5ª Marcha Para Jesus, em São Paulo, no feriado de Corpus Christi, quinta-feira, 04 de junho de 2026, dirigida e protagonizada pelo autodenominado apóstolo Estevam Hernandes, fundador da Igreja Renascer em Cristo.
O presidente Lula compareceu de uma forma esquisita
Ligou para o advogado-geral da União, Jorge Messias, que intermediou a conversa, deixando-se filmar com o aparelho de celular em viva voz.
Entre os evangélicos, é corrente a fala de que só há um intermediário entre Deus e os homens, Jesus Cristo. Mas neste caso, a mediação da conversa entre o presidente Lula e o Estevam Hernandes, organizador da Marcha para Jesus, aconteceu através do Jorge Messias.
Ficou parecendo uma jogada de craques. No palco da extrema direita, o presidente deu o ar da graça dizendo que não gosta de se aproveitar eleitoralmente do espaço sagrado. Na mesma jogada, o futuro ministro do Supremo Tribunal Federal demarcou o seu espaço entre os evangélicos, ainda que não seja estigmatizado como terrivelmente evangélico.
O advogado-geral da União Jorge Messias compareceu como mediador
Jorge Messias persiste na estratégia de provar os três atributos que julga essenciais para assumir a cadeira vaga no Supremo Tribunal Federal (STF): possui reputação ilibada, notável saber jurídico e é evangélico.
Enquanto pragmatismo político, jogo jogado tentando furar a bolha de um segmento aparentemente fidelizado à extrema direita.
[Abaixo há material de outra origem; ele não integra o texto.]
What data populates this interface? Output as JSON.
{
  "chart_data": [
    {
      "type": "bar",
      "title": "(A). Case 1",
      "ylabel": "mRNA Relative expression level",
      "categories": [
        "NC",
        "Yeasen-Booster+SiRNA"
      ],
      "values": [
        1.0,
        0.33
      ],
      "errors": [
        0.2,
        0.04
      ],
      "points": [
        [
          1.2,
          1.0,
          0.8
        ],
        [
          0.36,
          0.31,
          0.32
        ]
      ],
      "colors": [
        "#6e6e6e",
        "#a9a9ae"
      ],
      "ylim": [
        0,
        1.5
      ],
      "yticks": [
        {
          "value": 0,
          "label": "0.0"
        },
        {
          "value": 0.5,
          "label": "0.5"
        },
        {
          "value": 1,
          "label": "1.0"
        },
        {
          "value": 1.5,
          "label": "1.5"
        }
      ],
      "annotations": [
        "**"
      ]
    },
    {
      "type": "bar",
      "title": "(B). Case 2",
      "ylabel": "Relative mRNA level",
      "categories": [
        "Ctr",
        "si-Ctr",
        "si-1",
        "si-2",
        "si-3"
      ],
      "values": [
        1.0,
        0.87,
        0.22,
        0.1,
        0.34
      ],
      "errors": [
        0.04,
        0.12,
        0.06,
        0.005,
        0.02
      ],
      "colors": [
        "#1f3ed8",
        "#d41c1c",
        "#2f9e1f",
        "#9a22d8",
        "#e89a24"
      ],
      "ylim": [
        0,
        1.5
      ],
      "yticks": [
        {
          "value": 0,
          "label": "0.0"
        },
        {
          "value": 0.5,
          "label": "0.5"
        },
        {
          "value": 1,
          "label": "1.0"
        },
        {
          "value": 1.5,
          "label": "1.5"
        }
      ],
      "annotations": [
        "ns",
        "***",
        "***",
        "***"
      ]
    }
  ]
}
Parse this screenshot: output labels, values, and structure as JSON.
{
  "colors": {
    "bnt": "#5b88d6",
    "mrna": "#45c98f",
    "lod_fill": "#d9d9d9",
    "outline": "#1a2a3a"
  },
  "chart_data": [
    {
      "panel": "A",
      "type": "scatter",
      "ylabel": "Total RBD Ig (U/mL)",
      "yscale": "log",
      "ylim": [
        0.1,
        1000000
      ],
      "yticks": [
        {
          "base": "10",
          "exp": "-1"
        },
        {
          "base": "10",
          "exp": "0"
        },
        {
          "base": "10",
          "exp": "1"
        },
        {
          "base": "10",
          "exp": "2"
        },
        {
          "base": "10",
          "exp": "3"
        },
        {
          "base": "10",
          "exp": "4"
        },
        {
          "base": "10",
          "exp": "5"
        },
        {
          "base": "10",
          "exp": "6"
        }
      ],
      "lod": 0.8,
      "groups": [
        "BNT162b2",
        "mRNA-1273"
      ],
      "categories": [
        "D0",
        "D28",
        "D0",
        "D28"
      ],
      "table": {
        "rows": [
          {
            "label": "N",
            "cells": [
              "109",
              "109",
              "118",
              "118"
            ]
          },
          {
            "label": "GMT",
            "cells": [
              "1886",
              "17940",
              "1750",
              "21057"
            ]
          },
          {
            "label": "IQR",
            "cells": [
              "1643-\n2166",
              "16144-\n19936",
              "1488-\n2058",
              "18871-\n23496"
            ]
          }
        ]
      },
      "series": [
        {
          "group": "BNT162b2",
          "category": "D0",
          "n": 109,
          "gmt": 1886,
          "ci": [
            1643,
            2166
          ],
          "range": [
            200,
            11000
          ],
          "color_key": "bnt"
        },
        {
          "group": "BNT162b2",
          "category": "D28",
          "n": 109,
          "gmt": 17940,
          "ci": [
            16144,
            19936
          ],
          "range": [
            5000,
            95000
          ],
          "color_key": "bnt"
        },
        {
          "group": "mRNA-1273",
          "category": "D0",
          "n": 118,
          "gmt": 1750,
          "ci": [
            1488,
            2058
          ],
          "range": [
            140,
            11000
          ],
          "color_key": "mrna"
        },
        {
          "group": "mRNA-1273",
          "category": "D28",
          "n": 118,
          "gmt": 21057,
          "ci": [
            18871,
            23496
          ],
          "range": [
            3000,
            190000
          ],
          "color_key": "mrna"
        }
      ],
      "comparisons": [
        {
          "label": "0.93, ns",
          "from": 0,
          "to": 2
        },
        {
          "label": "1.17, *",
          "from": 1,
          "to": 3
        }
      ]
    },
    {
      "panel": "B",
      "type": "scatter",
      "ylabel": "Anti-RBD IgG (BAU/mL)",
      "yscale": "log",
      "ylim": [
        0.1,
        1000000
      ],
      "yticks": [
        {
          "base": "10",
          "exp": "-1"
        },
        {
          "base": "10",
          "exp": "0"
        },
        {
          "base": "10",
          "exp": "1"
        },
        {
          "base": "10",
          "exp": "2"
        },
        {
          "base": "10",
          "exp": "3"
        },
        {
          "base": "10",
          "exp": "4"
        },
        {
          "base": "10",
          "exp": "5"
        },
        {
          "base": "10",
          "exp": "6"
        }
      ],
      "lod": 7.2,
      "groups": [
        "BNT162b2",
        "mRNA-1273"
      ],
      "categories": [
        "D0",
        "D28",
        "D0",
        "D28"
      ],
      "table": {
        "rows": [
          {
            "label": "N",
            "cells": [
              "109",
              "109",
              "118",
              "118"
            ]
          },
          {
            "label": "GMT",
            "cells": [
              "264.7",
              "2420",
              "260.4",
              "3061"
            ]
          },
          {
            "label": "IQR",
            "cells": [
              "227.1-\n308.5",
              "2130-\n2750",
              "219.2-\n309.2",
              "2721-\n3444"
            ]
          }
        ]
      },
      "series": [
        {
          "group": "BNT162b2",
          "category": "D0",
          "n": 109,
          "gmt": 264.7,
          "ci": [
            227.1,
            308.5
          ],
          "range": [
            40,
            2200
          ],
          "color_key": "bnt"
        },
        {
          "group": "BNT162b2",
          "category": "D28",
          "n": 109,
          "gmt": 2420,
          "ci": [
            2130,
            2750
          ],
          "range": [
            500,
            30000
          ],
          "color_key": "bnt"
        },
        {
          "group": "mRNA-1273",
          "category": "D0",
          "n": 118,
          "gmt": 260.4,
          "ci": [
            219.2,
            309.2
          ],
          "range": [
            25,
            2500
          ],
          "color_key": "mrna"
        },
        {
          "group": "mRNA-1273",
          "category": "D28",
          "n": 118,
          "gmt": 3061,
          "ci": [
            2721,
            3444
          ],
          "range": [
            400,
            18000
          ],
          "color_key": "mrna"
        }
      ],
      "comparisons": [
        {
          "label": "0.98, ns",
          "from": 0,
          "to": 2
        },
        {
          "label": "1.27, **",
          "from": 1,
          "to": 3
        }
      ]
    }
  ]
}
Contudo, Lula e Messias tabelaram no sentido de legitimar a liderança de um pseudoapóstolo que ao promover a marcha zomba da mensagem de Jesus e ridiculariza a inteligência dos evangélicos.
A cena foi um simulacro de dupla face, religioso e eleitoral.
Lula não devia ter ligado. Jorge Messias não devia seguir atrás daquele trio elétrico.
Presumo que o simulacro em nome de Jesus custa caro. Para sustentá-lo, aportes de emendas parlamentares e recursos públicos da prefeitura e governo de São Paulo.
O Flávio Bolsonaro compareceu como se fosse crente
O pré-candidato à presidência (PL) portou-se como profeta da guerra cultural. Alegou para a multidão que estamos numa “guerra espiritual”. Assume como missão desalojar e expulsar os poderes do mal que governam o Brasil. Portanto, na lógica do Flávio, sua missão é divina, assim como fora a do pai.
No vocabulário do Flávio: sua família é messiânica, culto é comício, igreja é partido, Lula é o diabo, Tarcísio é coadjuvante, Estevam Hernandes é cabo-eleitoral, multidão é massa de manobra e Jesus é um slogan.
“Em nome do Senhor Jesus, amém!”, bradou o candidato em campanha.
A marcha para Jesus sem Jesus
Na marcha para Jesus organizada pelo apóstolo e patrocinada/financiada por políticos, não houve tapetes coloridos de sal, serragem e pó de café nas ruas.
A marcha foi para Jesus? Não. Foi para o dono da patente. Patrocinada com dinheiro público. Palco político eleitoral.
Os artistas que se apresentaram são das produtoras credenciadas. O gospel de SP é de um dono, enquanto o do RJ é doutro. Espíritos territoriais com poderes de principados e potestades. Artistas funcionários que vendem a voz e a consciência.
Jesus não compareceu. Porque não foi convidado. Porque não importa. Porque não tem título de eleitor. Porque não tem nem produz dinheiro com a sua mensagem. Porque recusou e recusa as ofertas nas tentações do deserto. Porque não sobe em trios elétricos pagos com emendas parlamentares.
Jesus não sabe marchar. Sem jogo de cintura. Não se habitua ao peso da bota.
Longe da marcha, no mesmo dia e hora do showmício gospel eleitoral, Jesus foi visto na periferia da cidade na casa de uma menina de 11 anos. Grávida, estuprada, por lei, terá que ser mãe, caso sobreviva.
Assim os promotores da marcha impuseram usando o nome de Deus: prenhas são obrigadas a parir.
Jesus foi à casa da menina, longe dos olhares, sem qualquer publicidade, para carinhosamente abraçar a criança que está obrigada a ser mãe.
Jesus não legisla, ama. Jesus não julga, escreve na areia. Jesus não marcha, apenas caminha…
Jesus caminha amorosamente nas margens e bordas humanas enquanto igrejas de patentes, com botas e bandeiras de Israel, promovem a marcha da insensatez no centro das cidades.
No Corpus Christi promovido pela Marcha para Jesus, o nazareno filho de José e Maria não foi.